Closed-Loop Systems: Today’s dry cleaning machines are designed with a closed-loop system. This captures and recycles perc reducing emissions. Hallak is always looking for the latest in dry cleaning machines and safer solvents. 

Improved Filtration:  During the extraction process, advanced filtration systems remove impurities from the perc. By allowing the solvent for reuse, filtration reduces the need for fresh solvent. Less traces of solvent left equals less waste.

Regulatory Compliance: Stricter regulations and industry standards are in place and evolving. Dry cleaners must adopt all best practices to protect both employees and the community. Learn about Hallak’s green efforts here – including our EPA  Certificate of Environmental Stewardship.

Hydrocarbon  Solvents

Hydrocarbon  solvents revolutionized the dry cleaning industry. It is an effective solvent and is a safe and eco-friendly alternative. Exceptional cleaning power.
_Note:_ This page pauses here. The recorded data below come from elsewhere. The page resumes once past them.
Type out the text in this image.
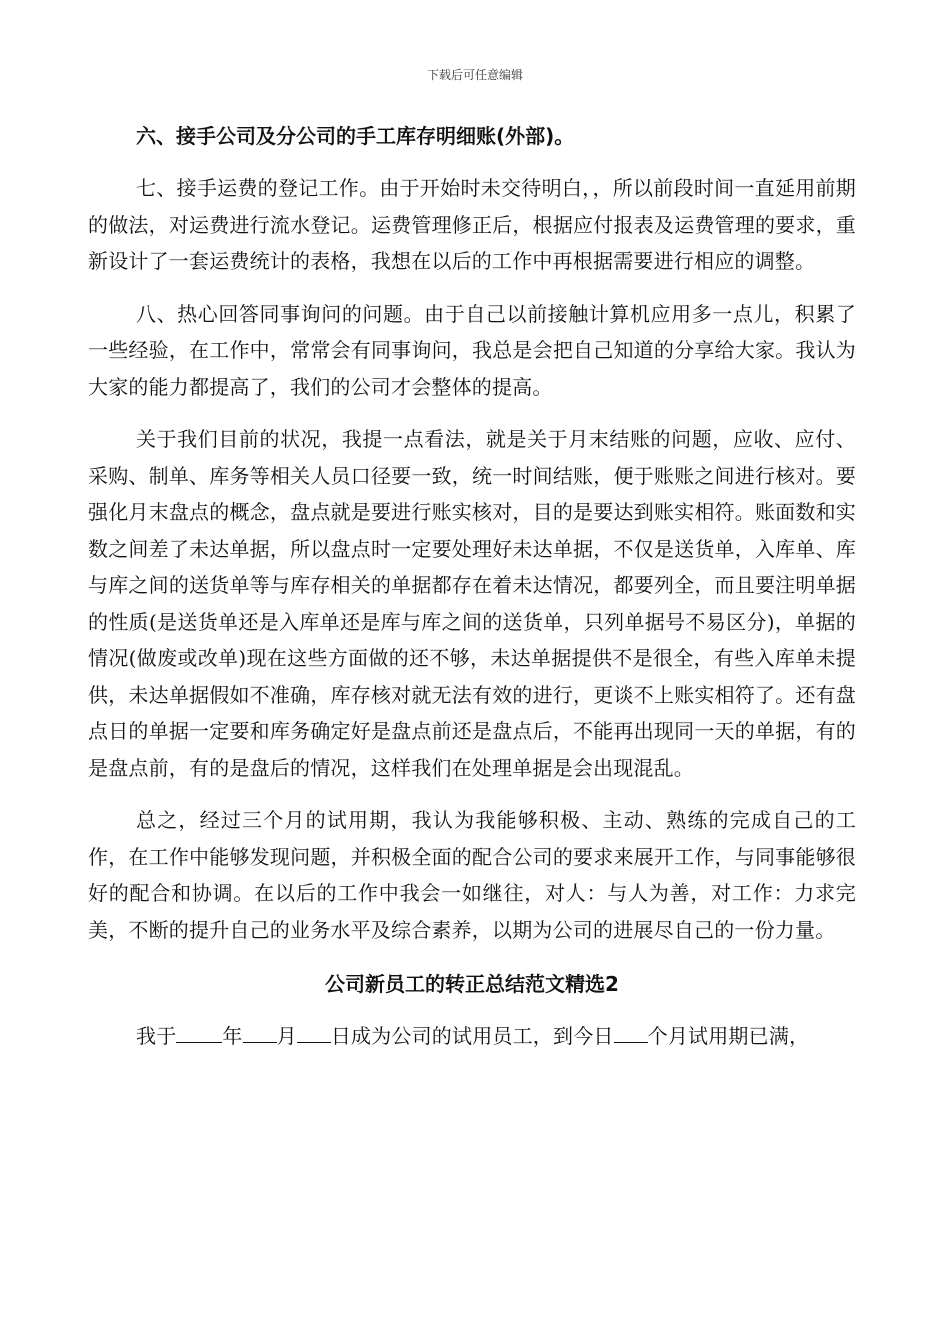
下载后可任意编辑

六、接手公司及分公司的手工库存明细账(外部)。

七、接手运费的登记工作。由于开始时未交待明白，，所以前段时间一直延用前期的做法，对运费进行流水登记。运费管理修正后，根据应付报表及运费管理的要求，重新设计了一套运费统计的表格，我想在以后的工作中再根据需要进行相应的调整。

八、热心回答同事询问的问题。由于自己以前接触计算机应用多一点儿，积累了一些经验，在工作中，常常会有同事询问，我总是会把自己知道的分享给大家。我认为大家的能力都提高了，我们的公司才会整体的提高。

关于我们目前的状况，我提一点看法，就是关于月末结账的问题，应收、应付、采购、制单、库务等相关人员口径要一致，统一时间结账，便于账账之间进行核对。要强化月末盘点的概念，盘点就是要进行账实核对，目的是要达到账实相符。账面数和实数之间差了未达单据，所以盘点时一定要处理好未达单据，不仅是送货单，入库单、库与库之间的送货单等与库存相关的单据都存在着未达情况，都要列全，而且要注明单据的性质(是送货单还是入库单还是库与库之间的送货单，只列单据号不易区分)，单据的情况(做废或改单)现在这些方面做的还不够，未达单据提供不是很全，有些入库单未提供，未达单据假如不准确，库存核对就无法有效的进行，更谈不上账实相符了。还有盘点日的单据一定要和库务确定好是盘点前还是盘点后，不能再出现同一天的单据，有的是盘点前，有的是盘后的情况，这样我们在处理单据是会出现混乱。

总之，经过三个月的试用期，我认为我能够积极、主动、熟练的完成自己的工作，在工作中能够发现问题，并积极全面的配合公司的要求来展开工作，与同事能够很好的配合和协调。在以后的工作中我会一如继往，对人：与人为善，对工作：力求完美，不断的提升自己的业务水平及综合素养，以期为公司的进展尽自己的一份力量。

公司新员工的转正总结范文精选2

我于 年 月 日成为公司的试用员工，到今日 个月试用期已满，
Minimizes color fading. Less fabric deterioration. Your designer garments receive the utmost care and attention they deserve with minimal risk.

Best part? Cleaning with hydrocarbon solvents (and other organic solvents) pose no significant risks to human health or the environment.

Supercritical CO2

Supercritical CO2 is revolutionary, effective cleaning solvent. A true game changer, Supercritical CO2 offers superior cleaning capabilities without compromising fabric quality. It’s odorless, non-toxic, non-flammable, and leaves no harmful residue.

The Future of the Dry Cleaning Industry

There was a time when “dry cleaning” was considered a dirty industry. At times, it was a necessary evil for your wardrobe. Clean clothes sometimes require a different level of care outside of your domestic washing machine. Delicate clothing are often labeled “dry clean only” and should be followed.

As a family-owned and operated couture cleaner, we can assure you we are not evil. We care a lot about our employees, clients, and the environment. Hallak proudly leads the charge in adopting  modern machines and innovative practices. You invest in your wardrobe and we are invested in you. It is the reason we implement eco-friendly solvents, utilize cutting-edge technology, and regularly provide training.

By now, many clients are already aware that we were the first Manhattan-licensed GreenEarth cleaner. (Hallak has also been awarded several environmental certificates.) Today’s solvents are ideal for many reasons including their environmental-friendly ingredients and their effectiveness in cleaning. Sounds like a win-win for everyone.

We hope you have enjoyed the history of when dry cleaning was invented.